Circled wagons. Democrats consulted for The Biden Operation, a new Tortoise podcast available now in the Tortoise app, offered a six-point justification for sticking with their man:

  1. A choice – is what voters will face in November, unlike the referendum on the incumbent that opinion polls offer now; and when the choice is between Biden and the architect of January 6th, the argument goes, Biden wins.
  2. The economy – will be decisive and a broadly positive story in 2024, thanks to falling interest rates and heavy investment in red states catalysed by Biden’s inshoring and green energy incentives. Just because he isn’t getting the credit now doesn’t mean he won’t in the end.
  3. The base – loyal voter turnout will be critically important, and Trump’s base in terms of national vote share is shrinking because of the 91 felony counts of which he stands accused.
  4. Influencers – Biden doesn’t have to sound like Biden. His minders will be relying on influencers (think Taylor Swift) to reach niche demographics on his behalf. 
  5. Better Biden – this argument says he’s actually a better candidate at 81 – more focused, less garrulous – than he was at 77.
  6. Fitter Biden – the physical version of point 5 says he may look frail but at least you can believe what he and his doctors say, which can’t be said of Trump.

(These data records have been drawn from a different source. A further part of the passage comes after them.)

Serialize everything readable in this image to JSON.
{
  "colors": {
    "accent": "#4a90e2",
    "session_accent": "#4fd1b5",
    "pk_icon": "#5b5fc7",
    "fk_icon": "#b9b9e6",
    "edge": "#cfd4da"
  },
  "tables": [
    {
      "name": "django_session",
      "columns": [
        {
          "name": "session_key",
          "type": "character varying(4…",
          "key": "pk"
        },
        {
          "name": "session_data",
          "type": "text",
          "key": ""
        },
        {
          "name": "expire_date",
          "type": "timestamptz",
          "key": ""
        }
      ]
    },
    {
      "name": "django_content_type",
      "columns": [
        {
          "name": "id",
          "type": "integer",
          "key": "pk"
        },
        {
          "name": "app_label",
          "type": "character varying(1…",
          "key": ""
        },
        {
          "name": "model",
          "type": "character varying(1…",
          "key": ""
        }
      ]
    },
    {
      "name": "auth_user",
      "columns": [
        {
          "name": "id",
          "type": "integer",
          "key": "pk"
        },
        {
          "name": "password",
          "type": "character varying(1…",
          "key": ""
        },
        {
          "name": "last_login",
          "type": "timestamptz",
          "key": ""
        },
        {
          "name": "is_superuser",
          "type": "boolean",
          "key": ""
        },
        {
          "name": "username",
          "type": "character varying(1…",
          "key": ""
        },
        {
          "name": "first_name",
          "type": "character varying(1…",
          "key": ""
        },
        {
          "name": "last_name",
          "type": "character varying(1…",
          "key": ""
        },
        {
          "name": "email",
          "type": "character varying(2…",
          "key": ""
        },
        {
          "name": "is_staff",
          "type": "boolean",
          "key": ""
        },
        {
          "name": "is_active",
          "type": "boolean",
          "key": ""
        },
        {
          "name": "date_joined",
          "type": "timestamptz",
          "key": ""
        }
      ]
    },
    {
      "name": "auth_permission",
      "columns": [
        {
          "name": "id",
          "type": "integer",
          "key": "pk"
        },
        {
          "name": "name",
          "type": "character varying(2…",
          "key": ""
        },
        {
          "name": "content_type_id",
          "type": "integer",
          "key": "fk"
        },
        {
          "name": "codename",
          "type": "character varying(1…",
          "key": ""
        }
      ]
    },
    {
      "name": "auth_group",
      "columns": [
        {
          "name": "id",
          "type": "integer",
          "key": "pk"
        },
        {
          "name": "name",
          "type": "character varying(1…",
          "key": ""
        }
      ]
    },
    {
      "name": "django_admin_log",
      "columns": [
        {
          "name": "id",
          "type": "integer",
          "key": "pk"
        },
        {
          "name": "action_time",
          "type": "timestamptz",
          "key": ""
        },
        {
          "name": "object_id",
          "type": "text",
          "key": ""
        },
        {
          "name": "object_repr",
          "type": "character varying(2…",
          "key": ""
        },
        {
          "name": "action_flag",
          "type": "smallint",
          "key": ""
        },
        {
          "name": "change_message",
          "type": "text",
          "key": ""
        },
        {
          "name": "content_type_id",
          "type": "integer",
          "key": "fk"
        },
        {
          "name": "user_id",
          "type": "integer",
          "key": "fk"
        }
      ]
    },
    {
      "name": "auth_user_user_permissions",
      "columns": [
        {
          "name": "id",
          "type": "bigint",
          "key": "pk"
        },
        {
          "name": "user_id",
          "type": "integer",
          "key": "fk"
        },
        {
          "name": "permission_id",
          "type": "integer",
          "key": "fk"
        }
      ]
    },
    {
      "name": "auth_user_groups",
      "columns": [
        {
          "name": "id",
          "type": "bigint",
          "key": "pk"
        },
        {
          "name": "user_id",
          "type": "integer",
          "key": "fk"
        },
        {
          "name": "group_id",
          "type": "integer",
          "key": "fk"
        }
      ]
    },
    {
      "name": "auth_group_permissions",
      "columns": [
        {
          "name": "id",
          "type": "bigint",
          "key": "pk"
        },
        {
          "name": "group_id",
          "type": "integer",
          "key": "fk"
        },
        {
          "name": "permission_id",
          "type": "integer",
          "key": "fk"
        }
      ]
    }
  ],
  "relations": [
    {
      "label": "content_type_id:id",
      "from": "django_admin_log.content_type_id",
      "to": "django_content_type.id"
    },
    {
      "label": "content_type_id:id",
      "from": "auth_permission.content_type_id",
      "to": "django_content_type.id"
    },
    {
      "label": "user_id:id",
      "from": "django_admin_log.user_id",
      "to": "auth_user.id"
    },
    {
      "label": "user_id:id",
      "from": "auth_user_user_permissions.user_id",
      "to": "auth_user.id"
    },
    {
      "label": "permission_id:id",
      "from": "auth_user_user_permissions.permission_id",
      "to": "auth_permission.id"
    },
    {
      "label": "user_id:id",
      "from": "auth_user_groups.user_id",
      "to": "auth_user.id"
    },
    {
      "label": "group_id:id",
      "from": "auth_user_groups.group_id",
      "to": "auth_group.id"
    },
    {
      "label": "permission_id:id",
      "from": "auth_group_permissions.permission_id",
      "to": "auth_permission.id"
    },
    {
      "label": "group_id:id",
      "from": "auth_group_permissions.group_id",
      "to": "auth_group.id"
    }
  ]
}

Good luck with much of that, critics will say. But Biden’s outriders are ready to play hardball. One told us he had it on good authority that Trump had heart stents fitted in secret while president. Expect more of that as the campaigns get dirtier and…

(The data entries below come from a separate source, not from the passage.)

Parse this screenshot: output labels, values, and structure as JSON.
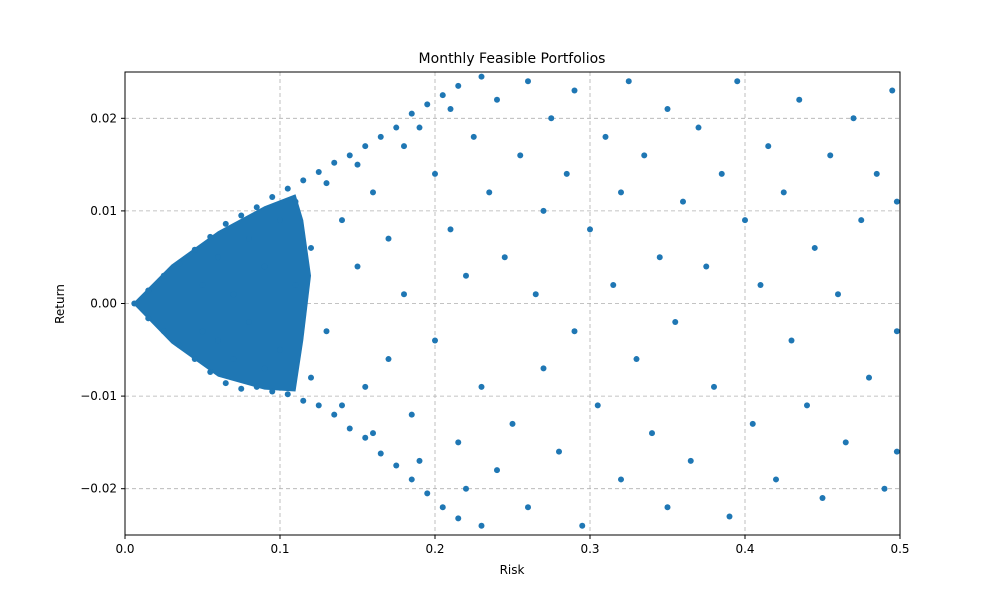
{
  "chart_data": {
    "type": "scatter",
    "title": "Monthly Feasible Portfolios",
    "xlabel": "Risk",
    "ylabel": "Return",
    "xlim": [
      0,
      0.5
    ],
    "ylim": [
      -0.025,
      0.025
    ],
    "xticks": [
      "0.0",
      "0.1",
      "0.2",
      "0.3",
      "0.4",
      "0.5"
    ],
    "yticks": [
      "−0.02",
      "−0.01",
      "0.00",
      "0.01",
      "0.02"
    ],
    "grid": true,
    "marker_color": "#1f77b4",
    "series": [
      {
        "points": [
          [
            0.006,
            0.0
          ],
          [
            0.015,
            0.0014
          ],
          [
            0.015,
            -0.0016
          ],
          [
            0.025,
            0.003
          ],
          [
            0.025,
            -0.003
          ],
          [
            0.035,
            0.0043
          ],
          [
            0.035,
            -0.0045
          ],
          [
            0.045,
            0.0058
          ],
          [
            0.045,
            -0.006
          ],
          [
            0.055,
            0.0072
          ],
          [
            0.055,
            -0.0074
          ],
          [
            0.065,
            0.0086
          ],
          [
            0.065,
            -0.0086
          ],
          [
            0.075,
            0.0095
          ],
          [
            0.075,
            -0.0092
          ],
          [
            0.085,
            0.0104
          ],
          [
            0.085,
            -0.009
          ],
          [
            0.095,
            0.0115
          ],
          [
            0.095,
            -0.0095
          ],
          [
            0.105,
            0.0124
          ],
          [
            0.105,
            -0.0098
          ],
          [
            0.115,
            0.0133
          ],
          [
            0.115,
            -0.0105
          ],
          [
            0.125,
            0.0142
          ],
          [
            0.125,
            -0.011
          ],
          [
            0.135,
            0.0152
          ],
          [
            0.135,
            -0.012
          ],
          [
            0.145,
            0.016
          ],
          [
            0.145,
            -0.0135
          ],
          [
            0.155,
            0.017
          ],
          [
            0.155,
            -0.0145
          ],
          [
            0.165,
            0.018
          ],
          [
            0.165,
            -0.0162
          ],
          [
            0.175,
            0.019
          ],
          [
            0.175,
            -0.0175
          ],
          [
            0.185,
            0.0205
          ],
          [
            0.185,
            -0.019
          ],
          [
            0.195,
            0.0215
          ],
          [
            0.195,
            -0.0205
          ],
          [
            0.205,
            0.0225
          ],
          [
            0.205,
            -0.022
          ],
          [
            0.215,
            0.0235
          ],
          [
            0.215,
            -0.0232
          ],
          [
            0.23,
            0.0245
          ],
          [
            0.23,
            -0.024
          ],
          [
            0.05,
            0.002
          ],
          [
            0.05,
            -0.003
          ],
          [
            0.06,
            0.005
          ],
          [
            0.06,
            -0.004
          ],
          [
            0.07,
            0.001
          ],
          [
            0.07,
            -0.006
          ],
          [
            0.08,
            0.007
          ],
          [
            0.08,
            -0.002
          ],
          [
            0.09,
            0.004
          ],
          [
            0.09,
            -0.007
          ],
          [
            0.1,
            0.009
          ],
          [
            0.1,
            -0.005
          ],
          [
            0.11,
            0.011
          ],
          [
            0.11,
            0.002
          ],
          [
            0.12,
            -0.008
          ],
          [
            0.12,
            0.006
          ],
          [
            0.13,
            0.013
          ],
          [
            0.13,
            -0.003
          ],
          [
            0.14,
            0.009
          ],
          [
            0.14,
            -0.011
          ],
          [
            0.15,
            0.015
          ],
          [
            0.15,
            0.004
          ],
          [
            0.155,
            -0.009
          ],
          [
            0.16,
            0.012
          ],
          [
            0.16,
            -0.014
          ],
          [
            0.17,
            0.007
          ],
          [
            0.17,
            -0.006
          ],
          [
            0.18,
            0.017
          ],
          [
            0.18,
            0.001
          ],
          [
            0.185,
            -0.012
          ],
          [
            0.19,
            0.019
          ],
          [
            0.19,
            -0.017
          ],
          [
            0.2,
            0.014
          ],
          [
            0.2,
            -0.004
          ],
          [
            0.21,
            0.021
          ],
          [
            0.21,
            0.008
          ],
          [
            0.215,
            -0.015
          ],
          [
            0.22,
            0.003
          ],
          [
            0.22,
            -0.02
          ],
          [
            0.225,
            0.018
          ],
          [
            0.23,
            -0.009
          ],
          [
            0.235,
            0.012
          ],
          [
            0.24,
            0.022
          ],
          [
            0.24,
            -0.018
          ],
          [
            0.245,
            0.005
          ],
          [
            0.25,
            -0.013
          ],
          [
            0.255,
            0.016
          ],
          [
            0.26,
            -0.022
          ],
          [
            0.26,
            0.024
          ],
          [
            0.265,
            0.001
          ],
          [
            0.27,
            0.01
          ],
          [
            0.27,
            -0.007
          ],
          [
            0.275,
            0.02
          ],
          [
            0.28,
            -0.016
          ],
          [
            0.285,
            0.014
          ],
          [
            0.29,
            -0.003
          ],
          [
            0.29,
            0.023
          ],
          [
            0.295,
            -0.024
          ],
          [
            0.3,
            0.008
          ],
          [
            0.305,
            -0.011
          ],
          [
            0.31,
            0.018
          ],
          [
            0.315,
            0.002
          ],
          [
            0.32,
            -0.019
          ],
          [
            0.32,
            0.012
          ],
          [
            0.325,
            0.024
          ],
          [
            0.33,
            -0.006
          ],
          [
            0.335,
            0.016
          ],
          [
            0.34,
            -0.014
          ],
          [
            0.345,
            0.005
          ],
          [
            0.35,
            0.021
          ],
          [
            0.35,
            -0.022
          ],
          [
            0.355,
            -0.002
          ],
          [
            0.36,
            0.011
          ],
          [
            0.365,
            -0.017
          ],
          [
            0.37,
            0.019
          ],
          [
            0.375,
            0.004
          ],
          [
            0.38,
            -0.009
          ],
          [
            0.385,
            0.014
          ],
          [
            0.39,
            -0.023
          ],
          [
            0.395,
            0.024
          ],
          [
            0.4,
            0.009
          ],
          [
            0.405,
            -0.013
          ],
          [
            0.41,
            0.002
          ],
          [
            0.415,
            0.017
          ],
          [
            0.42,
            -0.019
          ],
          [
            0.425,
            0.012
          ],
          [
            0.43,
            -0.004
          ],
          [
            0.435,
            0.022
          ],
          [
            0.44,
            -0.011
          ],
          [
            0.445,
            0.006
          ],
          [
            0.45,
            -0.021
          ],
          [
            0.455,
            0.016
          ],
          [
            0.46,
            0.001
          ],
          [
            0.465,
            -0.015
          ],
          [
            0.47,
            0.02
          ],
          [
            0.475,
            0.009
          ],
          [
            0.48,
            -0.008
          ],
          [
            0.485,
            0.014
          ],
          [
            0.49,
            -0.02
          ],
          [
            0.495,
            0.023
          ],
          [
            0.498,
            -0.003
          ],
          [
            0.498,
            0.011
          ],
          [
            0.498,
            -0.016
          ]
        ]
      }
    ]
  }
}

Stakes rise. Biden’s people say he’s the party’s only proven Trump-killer and has to stick around for the re-match because the stakes are so high. For precisely the same reason, the few Democrats brave enough to break ranks say he should step aside. 

What they agree on is that the American republic has not faced a threat as profound as Trump since the Civil War. The threat comes in three parts, says Susan Glasser, co-author of The Divider, a book on Trump’s first term:

  • Personnel – Trump felt constrained by conventional conservatives in his first term but he won’t make that mistake again: Project 2025, run by the Heritage think tank, envisages 20,000 political appointments to federal departments in the first year of a new Trump administration.
  • Time – in 2016, Trump’s transition was unexpected and a rush. Next time it won’t be.
  • Madness – Trump is in a “spiral of escalation,” Glasser says. “He needs to do more and more outrageous things to keep the adoring audience that he lives for.”

Saturday was the third anniversary of the January 6th insurrection. Biden marked it with a fired-up speech at Valley Forge attacking Trump for embracing political violence. The idea was to link George Washington’s fight for independence in 1777-8 with what Democrats say is a fight for American democracy in 2024. If reminders of January 6th don’t resonate as a Biden re-election theme, the danger is that nothing will.